Researchers at Rice University have developed a process to extract rare earth elements from discarded magnets using less energy and fewer chemicals than traditional methods. The technique, published in the Proceedings of the National Academy of Sciences, heats waste materials rapidly with electricity and employs chlorine gas to separate valuable elements. This approach could help meet growing demand for these critical materials by tapping into electronic waste.
Rare earth elements (REEs) are essential for electronics like phones and laptops, but recovering them from e-waste has been challenging. A team led by James Tour, a professor of materials science and nanoengineering at Rice University, has devised a method that addresses this by targeting waste magnets, such as those from neodymium-iron-boron and samarium-cobalt types.
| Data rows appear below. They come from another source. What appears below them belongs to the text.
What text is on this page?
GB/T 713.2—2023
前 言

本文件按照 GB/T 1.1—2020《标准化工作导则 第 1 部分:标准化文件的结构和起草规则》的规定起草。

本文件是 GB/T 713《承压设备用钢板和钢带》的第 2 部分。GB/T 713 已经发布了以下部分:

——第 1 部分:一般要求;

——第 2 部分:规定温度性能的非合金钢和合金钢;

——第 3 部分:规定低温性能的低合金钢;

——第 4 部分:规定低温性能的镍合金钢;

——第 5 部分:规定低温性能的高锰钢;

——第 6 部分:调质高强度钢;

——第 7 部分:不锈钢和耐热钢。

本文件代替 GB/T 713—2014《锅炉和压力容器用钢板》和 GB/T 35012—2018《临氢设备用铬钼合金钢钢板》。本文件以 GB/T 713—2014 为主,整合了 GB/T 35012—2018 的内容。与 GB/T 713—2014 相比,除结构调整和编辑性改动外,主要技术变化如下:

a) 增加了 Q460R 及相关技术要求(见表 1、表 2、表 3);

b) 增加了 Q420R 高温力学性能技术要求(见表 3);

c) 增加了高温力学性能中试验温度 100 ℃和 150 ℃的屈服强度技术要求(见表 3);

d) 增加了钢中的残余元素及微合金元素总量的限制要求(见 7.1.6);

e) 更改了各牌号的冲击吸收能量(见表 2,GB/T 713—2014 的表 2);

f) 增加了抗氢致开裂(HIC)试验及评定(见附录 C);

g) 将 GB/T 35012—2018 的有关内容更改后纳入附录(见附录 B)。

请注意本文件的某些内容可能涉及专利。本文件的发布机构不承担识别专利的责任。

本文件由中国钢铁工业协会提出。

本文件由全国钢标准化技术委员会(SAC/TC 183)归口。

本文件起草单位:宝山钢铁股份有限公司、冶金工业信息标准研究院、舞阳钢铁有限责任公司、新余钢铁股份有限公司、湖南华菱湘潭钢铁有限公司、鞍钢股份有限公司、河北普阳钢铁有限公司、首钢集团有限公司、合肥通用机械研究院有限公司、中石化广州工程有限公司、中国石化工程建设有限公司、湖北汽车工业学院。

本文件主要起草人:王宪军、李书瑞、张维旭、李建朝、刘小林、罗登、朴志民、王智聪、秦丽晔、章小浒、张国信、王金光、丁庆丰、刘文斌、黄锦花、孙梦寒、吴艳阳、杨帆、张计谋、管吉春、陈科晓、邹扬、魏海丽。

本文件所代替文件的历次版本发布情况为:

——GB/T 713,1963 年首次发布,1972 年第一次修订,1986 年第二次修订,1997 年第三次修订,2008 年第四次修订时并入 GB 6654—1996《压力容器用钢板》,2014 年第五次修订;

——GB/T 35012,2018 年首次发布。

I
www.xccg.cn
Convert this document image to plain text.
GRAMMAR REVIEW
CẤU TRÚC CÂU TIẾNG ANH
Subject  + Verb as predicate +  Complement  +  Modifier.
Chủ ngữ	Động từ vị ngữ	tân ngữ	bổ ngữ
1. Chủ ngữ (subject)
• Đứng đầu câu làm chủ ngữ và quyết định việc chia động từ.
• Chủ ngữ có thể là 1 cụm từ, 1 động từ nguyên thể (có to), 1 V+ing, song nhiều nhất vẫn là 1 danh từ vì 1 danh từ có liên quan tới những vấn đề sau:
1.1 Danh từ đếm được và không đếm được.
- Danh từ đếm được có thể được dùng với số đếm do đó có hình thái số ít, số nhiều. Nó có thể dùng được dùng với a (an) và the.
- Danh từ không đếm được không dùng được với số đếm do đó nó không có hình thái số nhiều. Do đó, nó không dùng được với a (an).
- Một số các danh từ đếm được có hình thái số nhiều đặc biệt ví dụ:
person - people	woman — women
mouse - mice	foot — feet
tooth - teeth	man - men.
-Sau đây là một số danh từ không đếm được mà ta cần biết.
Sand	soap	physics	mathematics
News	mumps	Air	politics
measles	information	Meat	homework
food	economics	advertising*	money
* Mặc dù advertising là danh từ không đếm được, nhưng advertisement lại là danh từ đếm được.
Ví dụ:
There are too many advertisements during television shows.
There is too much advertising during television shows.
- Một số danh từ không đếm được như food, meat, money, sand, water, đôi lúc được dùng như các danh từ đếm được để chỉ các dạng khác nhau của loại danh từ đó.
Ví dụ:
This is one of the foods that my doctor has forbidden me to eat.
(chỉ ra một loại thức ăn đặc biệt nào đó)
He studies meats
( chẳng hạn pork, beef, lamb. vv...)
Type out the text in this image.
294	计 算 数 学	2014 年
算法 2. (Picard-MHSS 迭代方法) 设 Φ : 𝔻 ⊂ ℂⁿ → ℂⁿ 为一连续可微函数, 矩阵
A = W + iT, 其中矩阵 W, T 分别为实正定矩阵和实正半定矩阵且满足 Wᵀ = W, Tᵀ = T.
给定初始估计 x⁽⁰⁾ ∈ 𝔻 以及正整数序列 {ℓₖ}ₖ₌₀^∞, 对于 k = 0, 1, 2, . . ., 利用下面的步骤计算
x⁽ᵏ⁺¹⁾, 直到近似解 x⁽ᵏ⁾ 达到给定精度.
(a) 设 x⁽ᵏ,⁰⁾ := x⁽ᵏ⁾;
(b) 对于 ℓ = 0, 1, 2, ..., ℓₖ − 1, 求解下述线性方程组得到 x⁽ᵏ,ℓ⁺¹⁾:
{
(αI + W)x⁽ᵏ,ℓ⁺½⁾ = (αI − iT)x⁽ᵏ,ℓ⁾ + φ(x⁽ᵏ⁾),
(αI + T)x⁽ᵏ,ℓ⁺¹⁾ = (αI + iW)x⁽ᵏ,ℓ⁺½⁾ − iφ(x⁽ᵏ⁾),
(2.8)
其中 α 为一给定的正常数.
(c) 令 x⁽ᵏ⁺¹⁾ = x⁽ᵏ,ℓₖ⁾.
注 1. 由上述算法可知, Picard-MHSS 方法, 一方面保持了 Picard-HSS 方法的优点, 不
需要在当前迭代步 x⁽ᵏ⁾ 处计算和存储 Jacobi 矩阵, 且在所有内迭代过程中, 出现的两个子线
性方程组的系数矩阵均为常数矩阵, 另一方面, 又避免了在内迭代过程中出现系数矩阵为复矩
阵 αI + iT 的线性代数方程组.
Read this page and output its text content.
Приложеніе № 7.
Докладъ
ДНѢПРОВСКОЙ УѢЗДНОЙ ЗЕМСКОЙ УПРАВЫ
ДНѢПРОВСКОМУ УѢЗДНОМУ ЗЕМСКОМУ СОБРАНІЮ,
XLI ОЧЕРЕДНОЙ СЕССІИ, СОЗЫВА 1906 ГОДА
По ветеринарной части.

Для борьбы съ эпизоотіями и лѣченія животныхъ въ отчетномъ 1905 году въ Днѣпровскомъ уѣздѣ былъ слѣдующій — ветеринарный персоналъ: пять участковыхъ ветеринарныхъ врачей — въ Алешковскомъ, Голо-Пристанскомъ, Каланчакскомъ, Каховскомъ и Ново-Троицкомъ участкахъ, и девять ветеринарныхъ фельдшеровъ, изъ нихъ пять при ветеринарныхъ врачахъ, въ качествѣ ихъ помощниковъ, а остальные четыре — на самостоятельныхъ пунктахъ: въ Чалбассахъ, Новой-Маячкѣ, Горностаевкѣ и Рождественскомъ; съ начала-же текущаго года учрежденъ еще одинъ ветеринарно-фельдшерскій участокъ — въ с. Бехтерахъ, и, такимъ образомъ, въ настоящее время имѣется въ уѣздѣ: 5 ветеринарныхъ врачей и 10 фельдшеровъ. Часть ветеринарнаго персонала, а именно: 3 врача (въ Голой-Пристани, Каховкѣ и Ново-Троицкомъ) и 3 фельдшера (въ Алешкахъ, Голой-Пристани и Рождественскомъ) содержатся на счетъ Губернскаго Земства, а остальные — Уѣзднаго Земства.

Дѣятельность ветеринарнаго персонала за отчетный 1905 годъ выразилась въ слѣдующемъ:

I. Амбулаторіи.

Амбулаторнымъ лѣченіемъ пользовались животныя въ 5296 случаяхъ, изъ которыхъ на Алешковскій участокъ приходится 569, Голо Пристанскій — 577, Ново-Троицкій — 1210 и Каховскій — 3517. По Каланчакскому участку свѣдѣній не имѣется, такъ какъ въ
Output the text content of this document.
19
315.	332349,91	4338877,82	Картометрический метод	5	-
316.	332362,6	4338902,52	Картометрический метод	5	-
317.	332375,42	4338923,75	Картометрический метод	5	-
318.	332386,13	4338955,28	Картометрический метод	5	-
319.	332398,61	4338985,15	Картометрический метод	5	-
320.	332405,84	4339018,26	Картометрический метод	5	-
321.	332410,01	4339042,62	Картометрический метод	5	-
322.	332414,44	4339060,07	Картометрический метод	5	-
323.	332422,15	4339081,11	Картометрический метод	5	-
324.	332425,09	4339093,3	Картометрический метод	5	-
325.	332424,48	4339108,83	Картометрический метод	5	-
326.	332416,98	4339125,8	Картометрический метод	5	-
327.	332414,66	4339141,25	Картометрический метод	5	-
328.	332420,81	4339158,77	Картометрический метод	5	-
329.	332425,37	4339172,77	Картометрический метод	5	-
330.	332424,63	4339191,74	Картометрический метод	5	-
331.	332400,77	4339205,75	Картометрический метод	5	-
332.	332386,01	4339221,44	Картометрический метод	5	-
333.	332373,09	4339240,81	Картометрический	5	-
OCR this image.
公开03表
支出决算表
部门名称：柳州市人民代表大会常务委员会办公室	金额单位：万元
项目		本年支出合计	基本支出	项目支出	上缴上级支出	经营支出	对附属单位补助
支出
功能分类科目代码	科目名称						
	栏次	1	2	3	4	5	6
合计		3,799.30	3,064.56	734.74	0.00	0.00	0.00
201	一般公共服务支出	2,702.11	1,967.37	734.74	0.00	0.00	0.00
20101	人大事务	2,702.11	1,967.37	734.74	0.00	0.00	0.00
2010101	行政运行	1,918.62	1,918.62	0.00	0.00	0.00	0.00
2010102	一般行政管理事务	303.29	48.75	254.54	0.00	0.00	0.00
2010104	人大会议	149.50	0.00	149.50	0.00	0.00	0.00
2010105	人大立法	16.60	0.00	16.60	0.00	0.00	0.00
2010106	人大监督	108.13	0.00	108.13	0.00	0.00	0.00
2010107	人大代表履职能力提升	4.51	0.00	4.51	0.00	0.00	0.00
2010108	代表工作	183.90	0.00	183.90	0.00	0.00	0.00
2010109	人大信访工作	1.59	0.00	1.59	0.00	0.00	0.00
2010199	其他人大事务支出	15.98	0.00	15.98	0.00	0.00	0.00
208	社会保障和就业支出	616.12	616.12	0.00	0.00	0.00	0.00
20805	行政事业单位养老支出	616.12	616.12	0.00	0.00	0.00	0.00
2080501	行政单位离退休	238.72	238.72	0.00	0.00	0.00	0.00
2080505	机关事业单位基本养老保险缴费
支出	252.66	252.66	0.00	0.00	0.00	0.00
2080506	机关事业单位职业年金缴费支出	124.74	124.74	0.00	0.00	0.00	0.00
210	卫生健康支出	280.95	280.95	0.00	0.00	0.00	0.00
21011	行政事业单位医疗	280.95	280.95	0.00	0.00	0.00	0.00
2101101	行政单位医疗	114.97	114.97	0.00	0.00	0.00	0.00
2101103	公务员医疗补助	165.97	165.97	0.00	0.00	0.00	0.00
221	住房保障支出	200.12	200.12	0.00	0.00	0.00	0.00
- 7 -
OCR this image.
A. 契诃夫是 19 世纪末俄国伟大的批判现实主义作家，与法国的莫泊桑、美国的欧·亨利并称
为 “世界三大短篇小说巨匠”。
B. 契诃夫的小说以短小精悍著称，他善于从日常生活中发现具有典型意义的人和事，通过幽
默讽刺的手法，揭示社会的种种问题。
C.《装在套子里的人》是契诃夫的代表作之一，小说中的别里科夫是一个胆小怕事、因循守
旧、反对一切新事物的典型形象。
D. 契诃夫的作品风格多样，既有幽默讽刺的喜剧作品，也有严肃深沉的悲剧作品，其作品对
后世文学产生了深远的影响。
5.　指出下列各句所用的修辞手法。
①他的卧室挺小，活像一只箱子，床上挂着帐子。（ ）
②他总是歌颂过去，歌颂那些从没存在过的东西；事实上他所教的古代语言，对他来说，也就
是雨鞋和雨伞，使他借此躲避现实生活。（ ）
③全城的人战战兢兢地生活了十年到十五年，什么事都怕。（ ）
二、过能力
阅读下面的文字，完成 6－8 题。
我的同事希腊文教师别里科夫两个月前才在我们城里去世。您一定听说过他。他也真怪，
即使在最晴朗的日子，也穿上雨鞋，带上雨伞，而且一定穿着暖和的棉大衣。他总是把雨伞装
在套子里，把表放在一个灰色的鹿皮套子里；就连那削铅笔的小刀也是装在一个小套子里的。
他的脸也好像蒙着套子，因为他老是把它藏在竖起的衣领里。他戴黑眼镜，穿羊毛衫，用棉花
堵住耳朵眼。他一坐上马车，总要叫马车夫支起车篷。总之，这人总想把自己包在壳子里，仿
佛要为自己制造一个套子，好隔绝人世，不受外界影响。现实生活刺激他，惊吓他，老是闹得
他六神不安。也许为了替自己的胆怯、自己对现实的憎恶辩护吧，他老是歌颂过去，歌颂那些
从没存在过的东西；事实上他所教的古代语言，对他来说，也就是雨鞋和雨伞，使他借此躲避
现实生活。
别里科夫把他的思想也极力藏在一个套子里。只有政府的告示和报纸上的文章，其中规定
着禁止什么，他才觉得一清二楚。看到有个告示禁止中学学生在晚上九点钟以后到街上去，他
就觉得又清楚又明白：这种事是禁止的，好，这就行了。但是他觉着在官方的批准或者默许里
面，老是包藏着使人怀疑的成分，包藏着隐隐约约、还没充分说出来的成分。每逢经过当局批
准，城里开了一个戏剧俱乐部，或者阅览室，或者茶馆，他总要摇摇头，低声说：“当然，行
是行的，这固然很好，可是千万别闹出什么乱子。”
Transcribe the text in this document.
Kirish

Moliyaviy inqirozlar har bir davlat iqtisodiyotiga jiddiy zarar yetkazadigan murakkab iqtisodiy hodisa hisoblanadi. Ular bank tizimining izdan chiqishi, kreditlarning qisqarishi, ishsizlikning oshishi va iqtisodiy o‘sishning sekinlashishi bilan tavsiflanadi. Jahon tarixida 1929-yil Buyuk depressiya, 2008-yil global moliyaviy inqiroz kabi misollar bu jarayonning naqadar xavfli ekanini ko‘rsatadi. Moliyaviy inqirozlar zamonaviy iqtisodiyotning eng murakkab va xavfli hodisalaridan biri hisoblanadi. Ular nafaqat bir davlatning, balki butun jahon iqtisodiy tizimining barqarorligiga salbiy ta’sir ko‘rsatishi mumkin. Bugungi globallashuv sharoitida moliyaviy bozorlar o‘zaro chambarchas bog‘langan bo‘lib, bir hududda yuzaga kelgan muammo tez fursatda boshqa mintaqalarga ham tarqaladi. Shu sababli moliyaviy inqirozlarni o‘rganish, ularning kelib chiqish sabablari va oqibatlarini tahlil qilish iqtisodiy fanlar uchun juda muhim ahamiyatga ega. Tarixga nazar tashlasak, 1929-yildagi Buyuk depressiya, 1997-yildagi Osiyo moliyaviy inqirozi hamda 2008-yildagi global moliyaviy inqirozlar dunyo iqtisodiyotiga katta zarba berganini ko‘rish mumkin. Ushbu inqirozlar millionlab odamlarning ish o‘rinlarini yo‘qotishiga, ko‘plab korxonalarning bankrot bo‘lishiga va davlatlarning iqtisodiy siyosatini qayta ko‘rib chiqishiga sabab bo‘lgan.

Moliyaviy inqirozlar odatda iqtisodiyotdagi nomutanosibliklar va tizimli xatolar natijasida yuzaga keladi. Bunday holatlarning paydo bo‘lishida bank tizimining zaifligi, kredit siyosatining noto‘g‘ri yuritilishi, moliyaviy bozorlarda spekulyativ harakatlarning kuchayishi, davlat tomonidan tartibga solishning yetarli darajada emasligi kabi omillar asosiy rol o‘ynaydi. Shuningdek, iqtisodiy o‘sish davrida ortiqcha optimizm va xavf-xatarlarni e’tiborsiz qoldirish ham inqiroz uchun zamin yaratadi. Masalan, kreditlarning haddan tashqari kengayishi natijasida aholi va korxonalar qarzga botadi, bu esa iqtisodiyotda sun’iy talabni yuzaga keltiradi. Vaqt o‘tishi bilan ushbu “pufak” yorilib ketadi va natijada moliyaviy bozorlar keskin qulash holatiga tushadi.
The process builds on flash joule heating, discovered by Tour's group in 2018 for converting carbon sources into graphene. In 2023, they refined it with chlorine gas. Ground-up magnets, first heated to 800°C to demagnetize and soften them, are placed on a carbon platform inside a glass chamber. An electric current rapidly heats the material to thousands of degrees Celsius in seconds. Chlorine gas then reacts with non-REE components like iron, forming chlorides with low boiling points—iron chloride vaporizes at 315°C, compared to iron's 3,000°C—allowing them to deposit on the chamber walls. The REEs remain as oxides or oxychlorides on the platform, yielding over 90% purity and recovering more than 90% of the elements. The residue can be remagnetized by exposure to a magnet.
Tour emphasized the potential for the US: “The country’s scurrying to try to see how we can get these [REEs],” he said. “And, in our argument, it’s all in our waste… We have it right here, just pull it right back out of the waste.” Compared to hydrometallurgical extraction, which Tour calls “a messy, messy process” due to its heavy use of acids and solvents, this method cuts energy use by 87%, greenhouse gas emissions by 84%, and operating costs by 54%. With 66.2 million tonnes of e-waste produced globally in 2022—where REE concentrations exceed natural ores—and mining's environmental toll, Tour added: “You might as well just get it from waste.” The technique may extend to other e-waste forms.